Saturday, April 05, 2008

The Best Years of Our Lives

DVD review from The Movie Snob

The Best Years of Our Lives (B+). This movie won the Best Picture Oscar in 1946 (and several others), and was probably seen as an unflinching portrayal of the problems of G.I.'s returning to their civilians lives after WWII. It is mild and overly sentimental by today's standards, but very good nonetheless. It's also very long, almost 3 hours, so I watched it in two sittings. In the first hour we meet our three protagonists, ex-servicemen who happen to meet on their way to their mutual home town of Boone City. There's middle-aged Sergeant Al Stevenson (Fredric March, The Bridges at Toko-Ri), who's returning to a comfortable job in banking and an established family. There's youngish Air Force Captain Fred Derry (Dana Andrews, Laura), who's returning to a wife he barely knows, having married impulsively just before shipping out.

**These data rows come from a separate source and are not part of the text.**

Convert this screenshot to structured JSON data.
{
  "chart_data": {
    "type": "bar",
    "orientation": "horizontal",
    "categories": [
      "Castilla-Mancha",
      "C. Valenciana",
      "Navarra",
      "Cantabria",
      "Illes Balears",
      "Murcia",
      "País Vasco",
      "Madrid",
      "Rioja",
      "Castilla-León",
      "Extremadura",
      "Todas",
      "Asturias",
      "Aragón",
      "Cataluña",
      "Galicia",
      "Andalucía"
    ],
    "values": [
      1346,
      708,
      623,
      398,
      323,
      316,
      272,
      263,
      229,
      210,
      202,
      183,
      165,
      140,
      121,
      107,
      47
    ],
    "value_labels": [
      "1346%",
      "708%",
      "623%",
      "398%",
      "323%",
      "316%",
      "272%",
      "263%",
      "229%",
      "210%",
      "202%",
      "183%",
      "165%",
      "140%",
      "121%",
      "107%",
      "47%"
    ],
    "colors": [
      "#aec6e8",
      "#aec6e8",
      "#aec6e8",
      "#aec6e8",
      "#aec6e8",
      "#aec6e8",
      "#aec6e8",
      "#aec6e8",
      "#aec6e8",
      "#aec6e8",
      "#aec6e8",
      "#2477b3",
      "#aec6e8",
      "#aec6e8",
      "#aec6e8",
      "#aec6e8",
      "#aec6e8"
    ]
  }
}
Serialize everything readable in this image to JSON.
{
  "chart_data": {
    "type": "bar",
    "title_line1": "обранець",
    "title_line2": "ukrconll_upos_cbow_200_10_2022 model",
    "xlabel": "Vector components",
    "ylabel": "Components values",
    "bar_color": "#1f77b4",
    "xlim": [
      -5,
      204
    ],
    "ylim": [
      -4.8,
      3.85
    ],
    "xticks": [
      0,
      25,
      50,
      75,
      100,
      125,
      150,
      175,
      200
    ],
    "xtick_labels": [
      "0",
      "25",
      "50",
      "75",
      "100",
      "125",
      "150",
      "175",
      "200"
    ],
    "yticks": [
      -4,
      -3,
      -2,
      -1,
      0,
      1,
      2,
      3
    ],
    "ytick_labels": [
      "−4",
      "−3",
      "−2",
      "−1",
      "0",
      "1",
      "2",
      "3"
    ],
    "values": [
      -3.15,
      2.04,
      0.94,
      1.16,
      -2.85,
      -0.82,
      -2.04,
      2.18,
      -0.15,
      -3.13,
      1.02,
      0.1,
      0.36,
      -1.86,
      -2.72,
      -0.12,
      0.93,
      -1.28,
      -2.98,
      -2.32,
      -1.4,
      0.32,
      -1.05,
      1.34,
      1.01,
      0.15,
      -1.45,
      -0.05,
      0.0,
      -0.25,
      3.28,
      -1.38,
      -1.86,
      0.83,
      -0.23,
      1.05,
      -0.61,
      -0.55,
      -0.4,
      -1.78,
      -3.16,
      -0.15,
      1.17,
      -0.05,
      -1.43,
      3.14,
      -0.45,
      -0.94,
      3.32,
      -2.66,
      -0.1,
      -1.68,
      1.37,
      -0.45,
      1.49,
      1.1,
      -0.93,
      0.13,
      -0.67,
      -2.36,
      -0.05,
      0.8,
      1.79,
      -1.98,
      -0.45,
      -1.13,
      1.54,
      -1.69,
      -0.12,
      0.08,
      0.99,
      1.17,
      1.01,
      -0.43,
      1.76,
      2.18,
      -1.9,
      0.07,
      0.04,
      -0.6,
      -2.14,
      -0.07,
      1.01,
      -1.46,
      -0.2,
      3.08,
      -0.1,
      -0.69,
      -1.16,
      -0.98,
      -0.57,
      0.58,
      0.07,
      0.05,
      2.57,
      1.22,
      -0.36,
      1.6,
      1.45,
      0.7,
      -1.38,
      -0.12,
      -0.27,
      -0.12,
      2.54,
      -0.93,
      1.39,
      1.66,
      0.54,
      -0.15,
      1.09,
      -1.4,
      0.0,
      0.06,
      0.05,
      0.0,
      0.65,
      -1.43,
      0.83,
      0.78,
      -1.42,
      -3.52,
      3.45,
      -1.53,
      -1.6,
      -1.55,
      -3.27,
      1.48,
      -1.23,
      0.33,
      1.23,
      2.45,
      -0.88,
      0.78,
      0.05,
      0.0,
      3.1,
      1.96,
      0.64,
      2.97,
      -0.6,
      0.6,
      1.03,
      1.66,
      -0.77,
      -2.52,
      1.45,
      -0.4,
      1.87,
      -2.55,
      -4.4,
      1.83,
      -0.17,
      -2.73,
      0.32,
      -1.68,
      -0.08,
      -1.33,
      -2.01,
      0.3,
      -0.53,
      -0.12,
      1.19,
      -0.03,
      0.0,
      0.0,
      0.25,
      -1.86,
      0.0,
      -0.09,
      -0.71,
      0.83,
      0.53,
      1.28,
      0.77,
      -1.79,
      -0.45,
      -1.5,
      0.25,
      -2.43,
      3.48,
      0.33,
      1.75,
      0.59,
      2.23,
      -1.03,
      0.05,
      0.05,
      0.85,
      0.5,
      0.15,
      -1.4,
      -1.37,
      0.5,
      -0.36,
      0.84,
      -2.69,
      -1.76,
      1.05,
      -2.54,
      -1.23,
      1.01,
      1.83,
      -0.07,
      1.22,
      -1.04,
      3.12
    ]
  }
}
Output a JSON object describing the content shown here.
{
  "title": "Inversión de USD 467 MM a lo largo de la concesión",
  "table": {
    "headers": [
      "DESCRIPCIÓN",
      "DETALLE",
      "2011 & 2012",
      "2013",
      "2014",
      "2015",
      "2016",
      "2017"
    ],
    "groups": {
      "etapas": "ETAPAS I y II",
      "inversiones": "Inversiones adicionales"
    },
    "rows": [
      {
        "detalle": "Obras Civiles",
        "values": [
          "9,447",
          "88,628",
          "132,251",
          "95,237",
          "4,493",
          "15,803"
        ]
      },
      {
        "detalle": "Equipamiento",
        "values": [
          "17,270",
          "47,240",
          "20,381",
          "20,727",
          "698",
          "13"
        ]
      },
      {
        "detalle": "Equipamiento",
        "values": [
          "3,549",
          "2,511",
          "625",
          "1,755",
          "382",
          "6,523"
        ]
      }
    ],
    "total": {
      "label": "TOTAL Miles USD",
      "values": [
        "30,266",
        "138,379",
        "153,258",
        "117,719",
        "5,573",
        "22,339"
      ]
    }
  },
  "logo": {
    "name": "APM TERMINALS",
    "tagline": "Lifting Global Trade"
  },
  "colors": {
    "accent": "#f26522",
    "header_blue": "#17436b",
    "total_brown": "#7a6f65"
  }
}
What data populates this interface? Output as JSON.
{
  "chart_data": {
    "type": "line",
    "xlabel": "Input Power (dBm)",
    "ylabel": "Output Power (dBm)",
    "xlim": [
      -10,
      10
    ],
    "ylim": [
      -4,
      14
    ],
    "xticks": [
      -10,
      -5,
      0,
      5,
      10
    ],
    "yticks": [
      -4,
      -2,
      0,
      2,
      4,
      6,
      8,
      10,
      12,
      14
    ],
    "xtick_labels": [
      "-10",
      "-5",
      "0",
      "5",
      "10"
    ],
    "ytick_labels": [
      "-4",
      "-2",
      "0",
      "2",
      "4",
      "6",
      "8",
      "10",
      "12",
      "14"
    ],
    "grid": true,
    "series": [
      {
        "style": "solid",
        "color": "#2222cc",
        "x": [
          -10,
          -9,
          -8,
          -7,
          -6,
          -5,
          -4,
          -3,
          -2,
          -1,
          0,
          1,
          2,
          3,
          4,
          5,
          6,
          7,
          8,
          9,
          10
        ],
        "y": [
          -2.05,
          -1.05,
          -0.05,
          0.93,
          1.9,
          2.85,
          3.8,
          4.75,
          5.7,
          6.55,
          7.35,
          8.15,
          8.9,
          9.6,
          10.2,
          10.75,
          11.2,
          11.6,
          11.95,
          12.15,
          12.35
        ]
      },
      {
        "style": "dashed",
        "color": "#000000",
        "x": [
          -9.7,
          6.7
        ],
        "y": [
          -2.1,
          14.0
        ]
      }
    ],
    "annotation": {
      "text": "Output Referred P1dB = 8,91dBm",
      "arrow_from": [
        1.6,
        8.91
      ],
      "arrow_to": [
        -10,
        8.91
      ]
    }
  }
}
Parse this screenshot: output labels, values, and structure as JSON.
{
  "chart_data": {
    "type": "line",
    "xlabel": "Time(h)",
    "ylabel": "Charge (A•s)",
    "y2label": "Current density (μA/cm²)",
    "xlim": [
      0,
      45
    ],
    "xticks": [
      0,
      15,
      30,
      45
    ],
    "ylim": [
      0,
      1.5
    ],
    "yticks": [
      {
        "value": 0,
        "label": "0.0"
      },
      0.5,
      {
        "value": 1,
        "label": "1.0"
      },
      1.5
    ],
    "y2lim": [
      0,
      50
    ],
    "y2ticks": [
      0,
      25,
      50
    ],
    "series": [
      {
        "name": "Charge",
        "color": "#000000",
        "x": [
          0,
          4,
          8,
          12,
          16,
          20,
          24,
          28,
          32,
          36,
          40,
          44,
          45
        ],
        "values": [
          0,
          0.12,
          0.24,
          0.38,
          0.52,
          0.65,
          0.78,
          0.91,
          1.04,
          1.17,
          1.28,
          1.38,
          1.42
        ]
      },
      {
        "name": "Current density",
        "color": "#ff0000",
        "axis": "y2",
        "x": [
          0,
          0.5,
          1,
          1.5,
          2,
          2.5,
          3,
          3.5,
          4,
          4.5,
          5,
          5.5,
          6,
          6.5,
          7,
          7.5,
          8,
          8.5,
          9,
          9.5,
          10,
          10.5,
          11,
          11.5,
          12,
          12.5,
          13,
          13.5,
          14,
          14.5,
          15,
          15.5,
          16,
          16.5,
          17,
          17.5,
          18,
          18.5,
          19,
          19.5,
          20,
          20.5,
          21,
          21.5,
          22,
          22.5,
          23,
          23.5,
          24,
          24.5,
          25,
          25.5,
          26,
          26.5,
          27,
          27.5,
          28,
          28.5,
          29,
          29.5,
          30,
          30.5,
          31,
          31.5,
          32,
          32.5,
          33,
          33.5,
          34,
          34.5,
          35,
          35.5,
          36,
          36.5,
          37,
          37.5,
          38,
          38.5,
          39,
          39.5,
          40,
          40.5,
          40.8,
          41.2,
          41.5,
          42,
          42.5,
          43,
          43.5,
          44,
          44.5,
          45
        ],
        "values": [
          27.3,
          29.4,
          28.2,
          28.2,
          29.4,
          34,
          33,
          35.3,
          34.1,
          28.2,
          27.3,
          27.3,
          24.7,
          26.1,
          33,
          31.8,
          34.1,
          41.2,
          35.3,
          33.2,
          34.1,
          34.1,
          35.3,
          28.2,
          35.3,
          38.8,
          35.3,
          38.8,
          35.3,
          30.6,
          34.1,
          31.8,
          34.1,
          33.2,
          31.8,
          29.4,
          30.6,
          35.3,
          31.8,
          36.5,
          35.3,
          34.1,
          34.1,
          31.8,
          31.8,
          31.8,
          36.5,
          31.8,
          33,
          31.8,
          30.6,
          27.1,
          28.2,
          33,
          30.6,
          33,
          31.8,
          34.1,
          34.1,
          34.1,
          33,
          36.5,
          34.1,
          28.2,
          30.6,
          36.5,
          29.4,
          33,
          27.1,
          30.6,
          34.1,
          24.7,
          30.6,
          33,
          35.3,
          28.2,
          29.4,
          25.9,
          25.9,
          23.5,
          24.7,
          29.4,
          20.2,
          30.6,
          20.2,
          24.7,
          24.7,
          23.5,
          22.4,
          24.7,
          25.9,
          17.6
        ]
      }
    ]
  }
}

And there's the yougest of the trio, Sailor Homer Parrish (Harold Russell), who's returning to a loving family and childhood sweetheart but is tormented by the fact that he lost his hands in the war. (Russell was a non-actor veteran who really had lost his hands in a military training accident.) In the next two hours, we see how these three men adjust to their new situation. Strikingly old-fashioned in some respects, but shockingly up-to-date in others, this movie is worth seeing.